Nogueira António, Pires Maria João, Oliveira Paula Alexandra
Center for the Research and Technology of Agro-Environmental and Biological Sciences, University of Trás-os-Montes and Alto Douro, Vila Real, Portugal.
Department of Therapeutic and Diagnostic Technologies, Polytechnic Institute of Bragança, Bragança, Portugal.
In Vivo. 2017 Jan 2;31(1):1-22. doi: 10.21873/invivo.11019.
Chronic kidney disease (CKD) is a long-term condition in which the kidneys do not work correctly. It has a high prevalence and represents a serious hazard to human health and estimated to affects hundreds of millions of people. Diabetes and hypertension are the two principal causes of CKD. The progression of CKD is characterized by the loss of renal cells and their replacement by extracellular matrix (ECM), independently of the associated disease. Thus, one of the consequences of CKD is glomerulosclerosis and tubulointerstitial fibrosis caused by an imbalance between excessive synthesis and reduced breakdown of the ECM. There are many molecules and cells that are associated with progression of renal fibrosis e.g. angiotensin II (Ang II). Therefore, in order to understand the biopathology of renal fibrosis and for the evaluation of new treatments, the use of animal models is crucial such as: surgical, chemical and physical models, spontaneous models, genetic models and in vitro models. However, there are currently no effective treatments for preventing the progression of renal fibrosis. Therefore it is essential to improve our knowledge of the cellular and molecular mechanisms of the progress of renal fibrosis in order to achieve a reversion/elimination of renal fibrosis.
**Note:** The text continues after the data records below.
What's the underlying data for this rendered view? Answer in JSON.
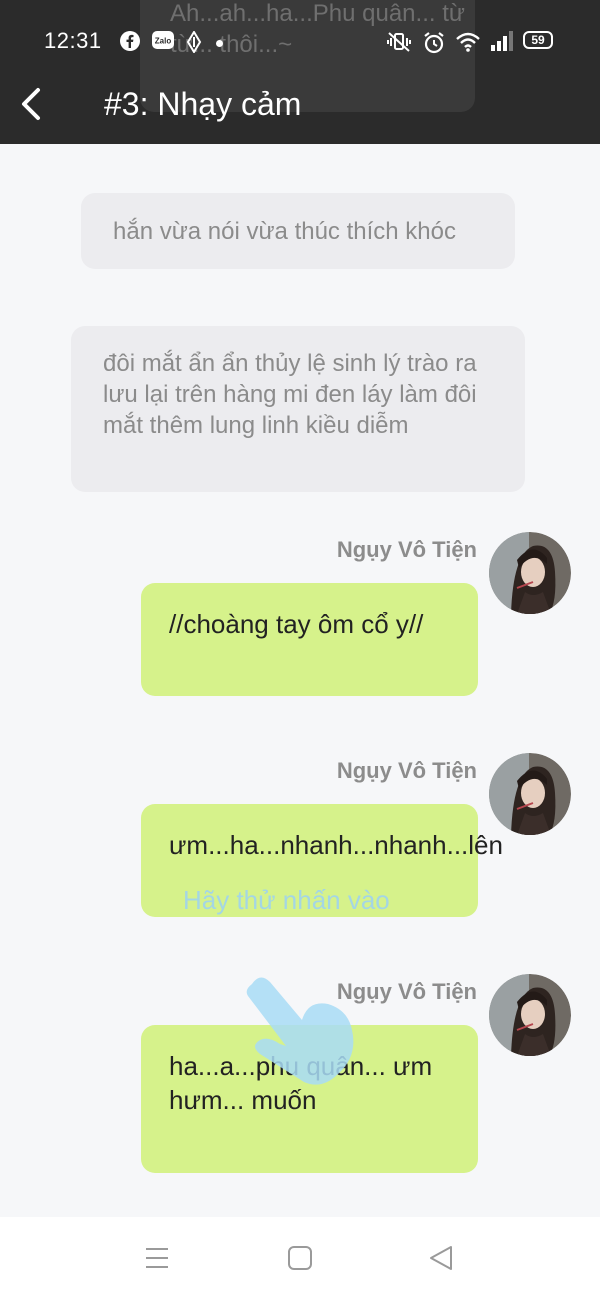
{
  "notification": {
    "ghost_text": "Ah...ah...ha...Phu quân... từ từ... thôi...~"
  },
  "status_bar": {
    "time": "12:31",
    "battery": "59",
    "icons": [
      "facebook-icon",
      "zalo-icon",
      "app-icon",
      "mute-icon",
      "alarm-icon",
      "wifi-icon",
      "signal-icon",
      "battery-icon"
    ]
  },
  "header": {
    "title": "#3: Nhạy cảm",
    "back_icon": "chevron-left-icon"
  },
  "messages": {
    "narration_1": "hắn vừa nói vừa thúc thích khóc",
    "narration_2": "đôi mắt ẩn ẩn thủy lệ sinh lý trào ra lưu lại trên hàng mi đen láy làm đôi mắt thêm lung linh kiều diễm",
    "m1": {
      "sender": "Ngụy Vô Tiện",
      "text": "//choàng tay ôm cổ y//"
    },
    "m2": {
      "sender": "Ngụy Vô Tiện",
      "text": "ưm...ha...nhanh...nhanh...lên"
    },
    "m3": {
      "sender": "Ngụy Vô Tiện",
      "text": "ha...a...phu quân... ưm hưm... muốn"
    }
  },
  "overlay": {
    "hint": "Hãy thử nhấn vào",
    "icon": "tap-hand-icon"
  },
  "nav": {
    "icons": [
      "menu-icon",
      "home-icon",
      "back-triangle-icon"
    ]
  },
  "colors": {
    "topbar": "#2b2b2b",
    "my_bubble": "#d6f28b",
    "narration_bubble": "#ececef",
    "hint": "#9fd3ee"
  }
}
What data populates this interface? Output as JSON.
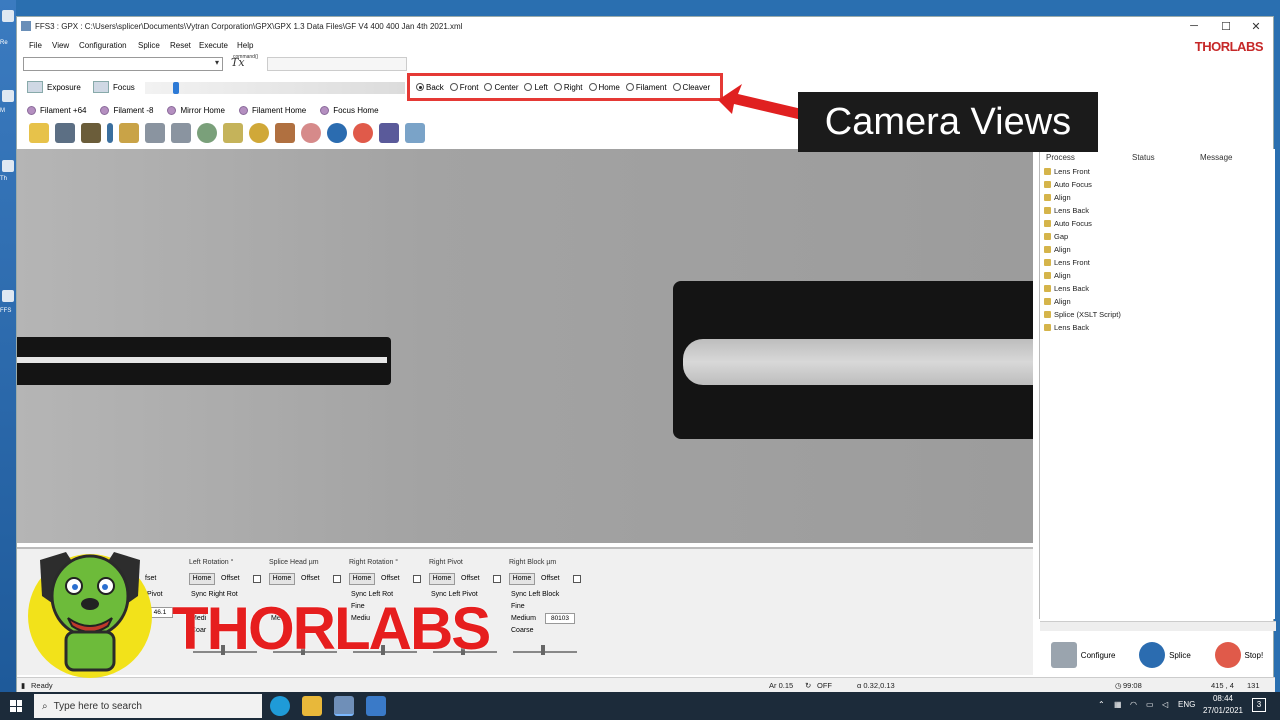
{
  "window": {
    "title": "FFS3 : GPX : C:\\Users\\splicer\\Documents\\Vytran Corporation\\GPX\\GPX 1.3 Data Files\\GF V4 400 400 Jan 4th 2021.xml",
    "brand": "THORLABS",
    "controls": [
      "─",
      "☐",
      "✕"
    ]
  },
  "menu": [
    "File",
    "View",
    "Configuration",
    "Splice",
    "Reset",
    "Execute",
    "Help"
  ],
  "command": {
    "label": "command()",
    "icon": "Tx"
  },
  "toolbar": {
    "exposure": "Exposure",
    "focus": "Focus"
  },
  "camera_views": {
    "options": [
      "Back",
      "Front",
      "Center",
      "Left",
      "Right",
      "Home",
      "Filament",
      "Cleaver"
    ],
    "selected": "Back",
    "callout": "Camera Views"
  },
  "positions": [
    "Filament +64",
    "Filament -8",
    "Mirror Home",
    "Filament Home",
    "Focus Home"
  ],
  "process": {
    "headers": [
      "Process",
      "Status",
      "Message"
    ],
    "items": [
      "Lens Front",
      "Auto Focus",
      "Align",
      "Lens Back",
      "Auto Focus",
      "Gap",
      "Align",
      "Lens Front",
      "Align",
      "Lens Back",
      "Align",
      "Splice (XSLT Script)",
      "Lens Back"
    ],
    "buttons": {
      "configure": "Configure",
      "splice": "Splice",
      "stop": "Stop!"
    }
  },
  "motion_groups": [
    {
      "title": "Left Rotation °",
      "home": "Home",
      "offset": "Offset",
      "sync": "Sync Right Rot",
      "r1": "",
      "r2": "Medi",
      "r3": "Coar",
      "value": ""
    },
    {
      "title": "Splice Head µm",
      "home": "Home",
      "offset": "Offset",
      "sync": "",
      "r1": "",
      "r2": "Me",
      "r3": "",
      "value": ""
    },
    {
      "title": "Right Rotation °",
      "home": "Home",
      "offset": "Offset",
      "sync": "Sync Left Rot",
      "r1": "Fine",
      "r2": "Mediu",
      "r3": "",
      "value": ""
    },
    {
      "title": "Right Pivot",
      "home": "Home",
      "offset": "Offset",
      "sync": "Sync Left Pivot",
      "r1": "",
      "r2": "",
      "r3": "",
      "value": ""
    },
    {
      "title": "Right Block µm",
      "home": "Home",
      "offset": "Offset",
      "sync": "Sync Left Block",
      "r1": "Fine",
      "r2": "Medium",
      "r3": "Coarse",
      "value": "80103"
    }
  ],
  "left_fragments": {
    "offset": "fset",
    "pivot": "Pivot",
    "value": "46.1"
  },
  "status": {
    "ready": "Ready",
    "ar": "Ar 0.15",
    "off": "OFF",
    "alpha": "α 0.32,0.13",
    "time": "99:08",
    "coord": "415 , 4",
    "num": "131"
  },
  "logo_text": "THORLABS",
  "taskbar": {
    "search_placeholder": "Type here to search",
    "lang": "ENG",
    "clock_time": "08:44",
    "clock_date": "27/01/2021",
    "notif": "3"
  },
  "desktop_labels": [
    "Re",
    "M",
    "Th",
    "FFS"
  ]
}
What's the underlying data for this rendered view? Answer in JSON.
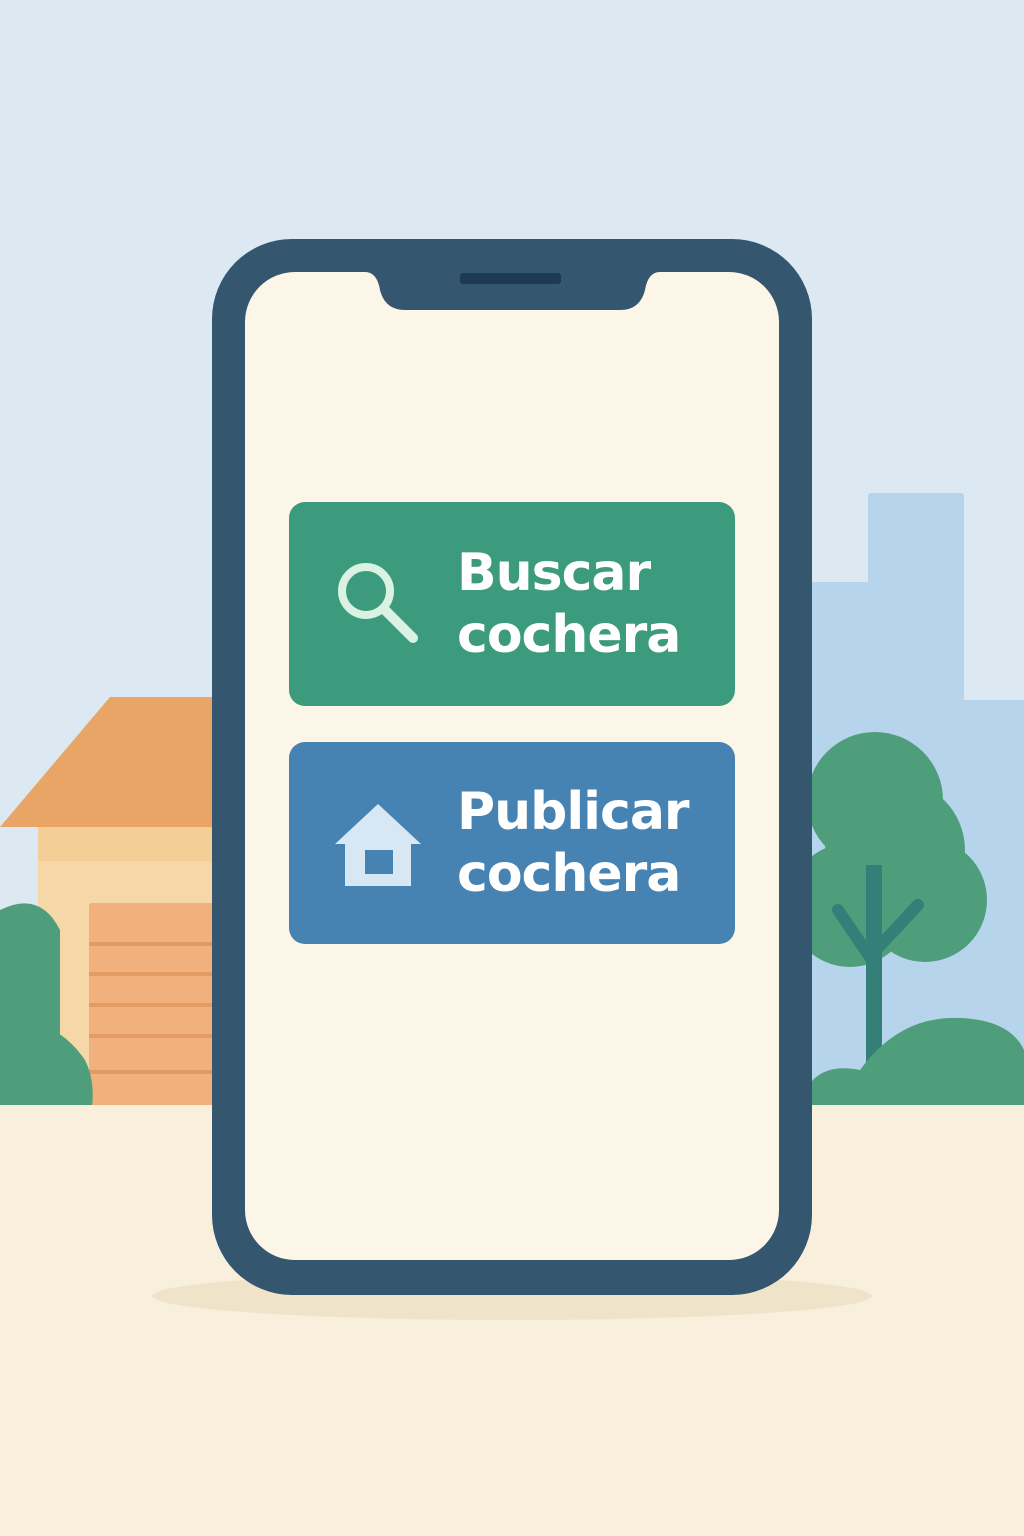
{
  "colors": {
    "sky": "#dde9f2",
    "ground": "#f8efdd",
    "phone_frame": "#34566f",
    "phone_screen": "#fcf6e9",
    "search_button": "#3c9a7d",
    "publish_button": "#4683b3",
    "search_icon": "#d9f2e4",
    "publish_icon": "#d7e7f4",
    "house_roof": "#e9a566",
    "house_wall": "#f6d8a8",
    "garage_door": "#f1b07c",
    "bushes": "#4f9e7b",
    "city_buildings": "#b6d5ec",
    "tree_trunk": "#347f78"
  },
  "actions": {
    "search": {
      "line1": "Buscar",
      "line2": "cochera",
      "icon": "search-icon"
    },
    "publish": {
      "line1": "Publicar",
      "line2": "cochera",
      "icon": "house-icon"
    }
  }
}
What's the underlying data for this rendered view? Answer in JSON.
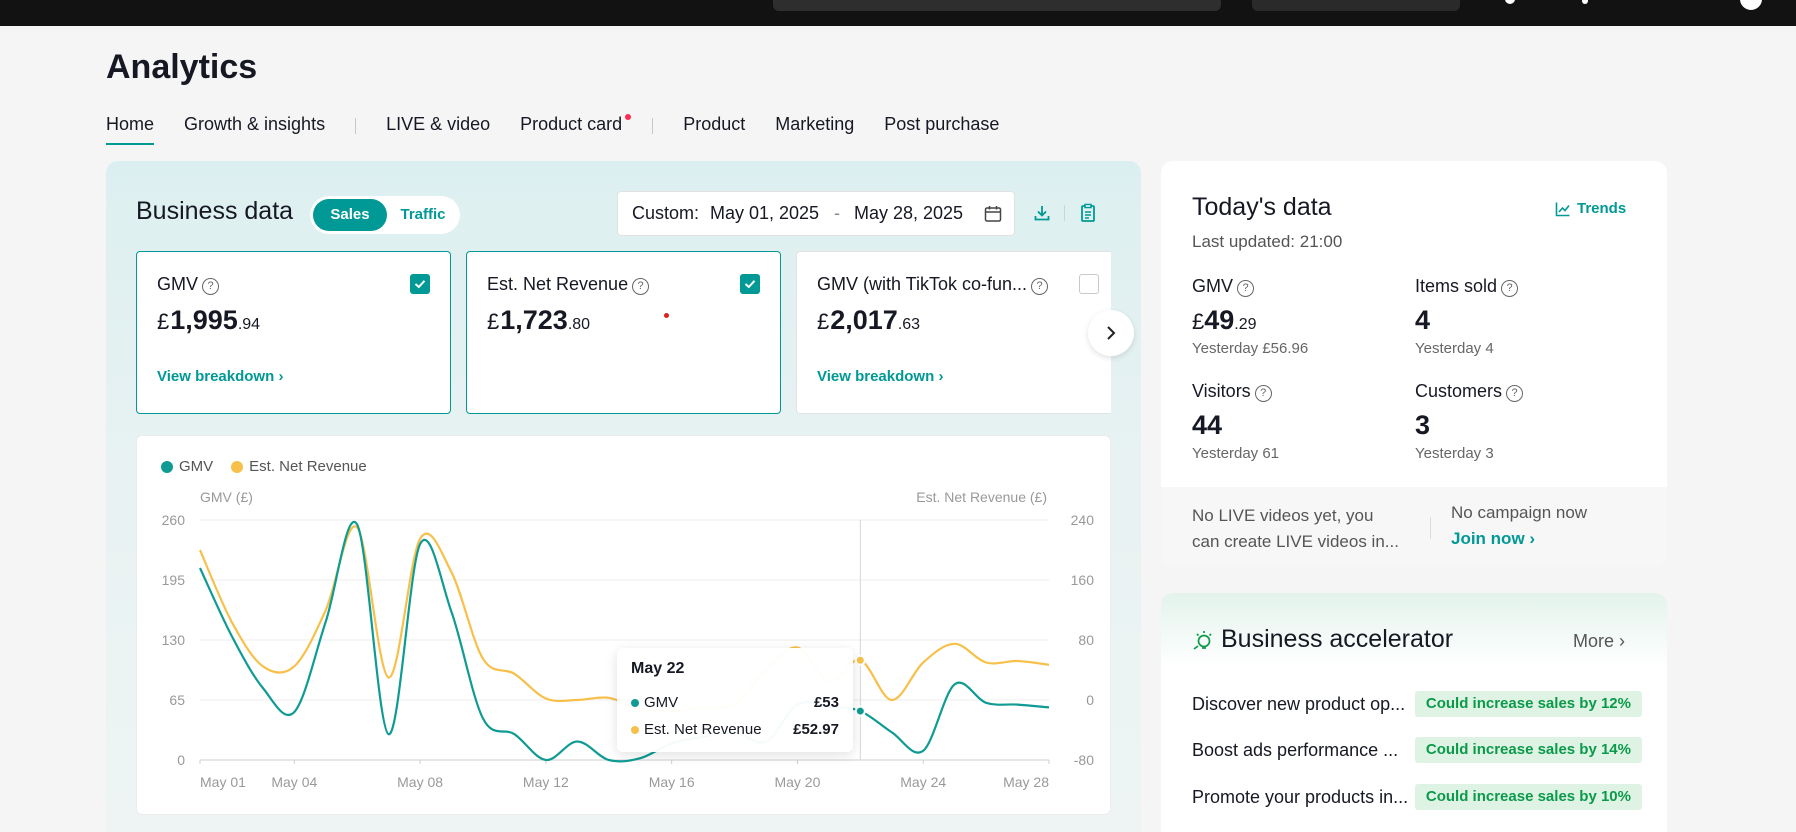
{
  "page_title": "Analytics",
  "tabs": [
    {
      "label": "Home",
      "active": true
    },
    {
      "label": "Growth & insights"
    },
    {
      "label": "LIVE & video"
    },
    {
      "label": "Product card",
      "dot": true
    },
    {
      "label": "Product"
    },
    {
      "label": "Marketing"
    },
    {
      "label": "Post purchase"
    }
  ],
  "business": {
    "title": "Business data",
    "toggle": {
      "sales": "Sales",
      "traffic": "Traffic"
    },
    "date": {
      "prefix": "Custom:",
      "start": "May 01, 2025",
      "dash": "-",
      "end": "May 28, 2025"
    },
    "cards": [
      {
        "label": "GMV",
        "currency": "£",
        "whole": "1,995",
        "decimal": ".94",
        "link": "View breakdown",
        "checked": true
      },
      {
        "label": "Est. Net Revenue",
        "currency": "£",
        "whole": "1,723",
        "decimal": ".80",
        "link": "",
        "checked": true
      },
      {
        "label": "GMV (with TikTok co-fun...",
        "currency": "£",
        "whole": "2,017",
        "decimal": ".63",
        "link": "View breakdown",
        "checked": false
      }
    ]
  },
  "chart_data": {
    "type": "line",
    "legend": [
      "GMV",
      "Est. Net Revenue"
    ],
    "left_axis_label": "GMV (£)",
    "right_axis_label": "Est. Net Revenue (£)",
    "left_ticks": [
      "260",
      "195",
      "130",
      "65",
      "0"
    ],
    "right_ticks": [
      "240",
      "160",
      "80",
      "0",
      "-80"
    ],
    "left_range": [
      0,
      260
    ],
    "right_range": [
      -80,
      240
    ],
    "x_ticks": [
      {
        "day": 1,
        "label": "May 01"
      },
      {
        "day": 4,
        "label": "May 04"
      },
      {
        "day": 8,
        "label": "May 08"
      },
      {
        "day": 12,
        "label": "May 12"
      },
      {
        "day": 16,
        "label": "May 16"
      },
      {
        "day": 20,
        "label": "May 20"
      },
      {
        "day": 24,
        "label": "May 24"
      },
      {
        "day": 28,
        "label": "May 28"
      }
    ],
    "series": [
      {
        "name": "GMV",
        "color": "#0f9b94",
        "axis": "left",
        "points": [
          [
            1,
            208
          ],
          [
            2,
            135
          ],
          [
            3,
            78
          ],
          [
            4,
            52
          ],
          [
            5,
            150
          ],
          [
            6,
            255
          ],
          [
            7,
            28
          ],
          [
            8,
            234
          ],
          [
            9,
            160
          ],
          [
            10,
            45
          ],
          [
            11,
            28
          ],
          [
            12,
            0
          ],
          [
            13,
            20
          ],
          [
            14,
            0
          ],
          [
            15,
            2
          ],
          [
            16,
            18
          ],
          [
            17,
            25
          ],
          [
            18,
            30
          ],
          [
            19,
            20
          ],
          [
            20,
            60
          ],
          [
            21,
            58
          ],
          [
            22,
            53
          ],
          [
            23,
            30
          ],
          [
            24,
            10
          ],
          [
            25,
            82
          ],
          [
            26,
            62
          ],
          [
            27,
            60
          ],
          [
            28,
            57
          ]
        ]
      },
      {
        "name": "Est. Net Revenue",
        "color": "#f7c04b",
        "axis": "right",
        "points": [
          [
            1,
            200
          ],
          [
            2,
            105
          ],
          [
            3,
            45
          ],
          [
            4,
            45
          ],
          [
            5,
            120
          ],
          [
            6,
            230
          ],
          [
            7,
            30
          ],
          [
            8,
            215
          ],
          [
            9,
            170
          ],
          [
            10,
            55
          ],
          [
            11,
            35
          ],
          [
            12,
            2
          ],
          [
            13,
            0
          ],
          [
            14,
            3
          ],
          [
            15,
            -12
          ],
          [
            16,
            -15
          ],
          [
            17,
            -10
          ],
          [
            18,
            -5
          ],
          [
            19,
            40
          ],
          [
            20,
            70
          ],
          [
            21,
            25
          ],
          [
            22,
            52.97
          ],
          [
            23,
            0
          ],
          [
            24,
            50
          ],
          [
            25,
            75
          ],
          [
            26,
            50
          ],
          [
            27,
            52
          ],
          [
            28,
            47
          ]
        ]
      }
    ],
    "highlight_day": 22
  },
  "tooltip": {
    "date": "May 22",
    "rows": [
      {
        "name": "GMV",
        "value": "£53",
        "color": "#0f9b94"
      },
      {
        "name": "Est. Net Revenue",
        "value": "£52.97",
        "color": "#f7c04b"
      }
    ]
  },
  "today": {
    "title": "Today's data",
    "updated": "Last updated: 21:00",
    "trends": "Trends",
    "gmv": {
      "label": "GMV",
      "currency": "£",
      "whole": "49",
      "decimal": ".29",
      "sub": "Yesterday £56.96"
    },
    "items_sold": {
      "label": "Items sold",
      "value": "4",
      "sub": "Yesterday 4"
    },
    "visitors": {
      "label": "Visitors",
      "value": "44",
      "sub": "Yesterday 61"
    },
    "customers": {
      "label": "Customers",
      "value": "3",
      "sub": "Yesterday 3"
    },
    "live_note_1": "No LIVE videos yet, you",
    "live_note_2": "can create LIVE videos in...",
    "campaign_note": "No campaign now",
    "join_now": "Join now"
  },
  "accelerator": {
    "title": "Business accelerator",
    "more": "More",
    "items": [
      {
        "text": "Discover new product op...",
        "badge": "Could increase sales by 12%"
      },
      {
        "text": "Boost ads performance ...",
        "badge": "Could increase sales by 14%"
      },
      {
        "text": "Promote your products in...",
        "badge": "Could increase sales by 10%"
      }
    ]
  },
  "colors": {
    "accent": "#009995",
    "gmv": "#0f9b94",
    "net": "#f7c04b",
    "badge_green": "#0b9a4a"
  }
}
慢性肾脏病(CKD)是一种长期疾病,其中肾脏无法正常工作。它具有高患病率,对人类健康构成严重危害,估计影响数亿人。糖尿病和高血压是CKD的两个主要原因。CKD的进展特征是肾细胞丢失并被细胞外基质(ECM)取代,这与相关疾病无关。因此,CKD的后果之一是由ECM过度合成与降解减少之间的失衡导致的肾小球硬化和肾小管间质纤维化。有许多分子和细胞与肾纤维化的进展相关,例如血管紧张素II(Ang II)。因此,为了理解肾纤维化的生物病理学并评估新的治疗方法,使用动物模型至关重要,如手术模型、化学模型和物理模型、自发模型、遗传模型和体外模型。然而,目前尚无有效治疗方法来预防肾纤维化的进展。因此,提高我们对肾纤维化进展的细胞和分子机制的认识,以实现肾纤维化的逆转/消除至关重要。